Les passages entre
parenthèses sont des réflexions que suscitèrent certaines paroles. J’en
prononçais certaines alors que j’en gardai d’autre par devers moi afin de ne
pas montrer trop clairement mon côté moqueur.
S’il est une chose qui passionne l’éthologue, c’est bien l’observation
des cons. Il en est de toutes sortes : le vilain con, le triste con, le
petit con, le pauvre con, le gros con,
etc. Si certaines espèces sont en pleine expansion comme le con-citoyen, le
con-tractuel, le con-cupiscent ou le con-disciple, d’autre sont plus rares et si
c’est une grande joie d’en découvrir un exemplaire c’est une rare félicité d’en
contempler une paire. J’ai eu cette chance.
Vu que je m’en sers de moins en moins, j’ai décidé de mettre
en vente ma Daimler. Une annonce sur Le bon coin provoqua un premier mail d’un
éventuel acheteur au budget bien exigu. Un second s’enquit de sa disponibilité,
de son équipement, et me demanda s’il serait possible de la voir (La voir ?

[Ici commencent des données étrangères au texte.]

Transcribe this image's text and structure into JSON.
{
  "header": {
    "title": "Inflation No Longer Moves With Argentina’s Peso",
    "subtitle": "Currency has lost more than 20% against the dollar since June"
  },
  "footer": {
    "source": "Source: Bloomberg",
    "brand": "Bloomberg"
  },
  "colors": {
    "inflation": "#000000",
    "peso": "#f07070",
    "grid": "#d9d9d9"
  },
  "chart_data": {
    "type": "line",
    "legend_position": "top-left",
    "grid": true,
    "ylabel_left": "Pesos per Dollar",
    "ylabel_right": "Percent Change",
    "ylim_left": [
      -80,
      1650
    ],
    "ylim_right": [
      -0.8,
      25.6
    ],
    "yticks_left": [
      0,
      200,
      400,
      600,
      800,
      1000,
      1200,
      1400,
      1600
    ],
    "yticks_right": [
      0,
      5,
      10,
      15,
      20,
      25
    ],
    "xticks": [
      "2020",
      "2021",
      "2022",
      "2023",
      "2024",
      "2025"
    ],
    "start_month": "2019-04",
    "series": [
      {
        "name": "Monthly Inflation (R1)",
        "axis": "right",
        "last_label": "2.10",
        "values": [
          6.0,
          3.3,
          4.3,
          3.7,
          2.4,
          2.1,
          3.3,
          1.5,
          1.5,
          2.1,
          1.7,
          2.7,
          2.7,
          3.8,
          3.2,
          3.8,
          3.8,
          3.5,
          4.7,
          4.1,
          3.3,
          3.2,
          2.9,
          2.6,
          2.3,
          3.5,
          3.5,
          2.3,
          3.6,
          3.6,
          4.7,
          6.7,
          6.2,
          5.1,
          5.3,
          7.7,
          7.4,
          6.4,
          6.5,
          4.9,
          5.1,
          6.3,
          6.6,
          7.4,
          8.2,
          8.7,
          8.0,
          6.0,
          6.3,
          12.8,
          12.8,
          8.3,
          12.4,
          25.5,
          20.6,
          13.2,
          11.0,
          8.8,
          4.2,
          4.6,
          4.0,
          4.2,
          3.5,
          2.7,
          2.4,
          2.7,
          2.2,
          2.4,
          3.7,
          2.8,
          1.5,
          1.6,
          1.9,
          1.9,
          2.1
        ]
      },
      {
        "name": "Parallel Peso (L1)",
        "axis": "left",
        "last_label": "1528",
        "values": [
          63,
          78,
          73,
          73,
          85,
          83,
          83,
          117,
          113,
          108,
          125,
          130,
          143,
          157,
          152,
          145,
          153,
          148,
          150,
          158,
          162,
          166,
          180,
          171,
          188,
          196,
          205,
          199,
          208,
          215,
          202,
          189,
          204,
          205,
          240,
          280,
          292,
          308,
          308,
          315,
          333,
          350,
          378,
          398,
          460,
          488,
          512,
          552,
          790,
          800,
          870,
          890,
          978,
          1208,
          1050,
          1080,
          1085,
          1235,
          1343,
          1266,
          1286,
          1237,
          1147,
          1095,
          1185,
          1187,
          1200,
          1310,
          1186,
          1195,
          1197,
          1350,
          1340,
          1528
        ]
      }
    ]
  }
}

Vous n’y pensez pas, ici on achète d’abord, on voit ensuite ! ). Je lui
répondis et un subséquent appel téléphonique nous permit de prendre rendez-vous
pour le dimanche matin aux environs de onze heures. Je lui donnai toutes les
indications nécessaires pour atteindre ma campagne reculée. Le client potentiel
se ferait accompagner par un sien ami, possesseur d’un véhicule comparable et
ipso-facto spécialiste incontestable.
L’heure venue, je vis arriver au pas une petite Peugeot
blanche qui s’empressa, arrivée à la maison, de tourner à droite vers un autre
hameau. Quelque temps plus tard elle redescendit et dépassa la maison sans un
regard. Pas de doute, c’était mon client
! Je sortis du jardin et vis qu’il avait de nouveau rebroussé chemin. Il se
gara dans l’entrée et, me serrant la main, me demanda de confirmer que j’étais
bien M. Étienne (et aucunement le Dr Livingstone). Ce que je fis. Son compagnon
nous rejoignit. Les deux hommes étaient d’age mûr, bien chauves, vaguement
barbus et propres sur eux. Au début tout se passa correctement : j’attirai
l’attention du supposé intéressé sur les menus défauts que pouvait présenter l’automobile
(transparence quand tu nous tiens !) sans qu’il semblât s’en inquiéter
outre mesure. Il regretta la présence d’une antenne de téléphone mais, comme je
lui expliquai, c’était ça ou un trou dans le toit… Nous partîmes faire un
tour. C’est revenu à la maison que l’ « expert »
entra dans la danse. Visiblement le mot ravi n’était pas le plus apte à décrire
son état d’esprit. Précédant ses remarques d’un « je suis peut-être
maniaque, mais… » ou d’un « c’est mon métier » (j’ignorais que
connard en était un) il me signala des défauts minimes que je n’avais jamais
remarqués mais qui lui paraissaient gravissimes, coûteux voire impossibles à
pallier. Tel chrome d’après lui mal aligné lui blessait l’œil (un peu de collyre ?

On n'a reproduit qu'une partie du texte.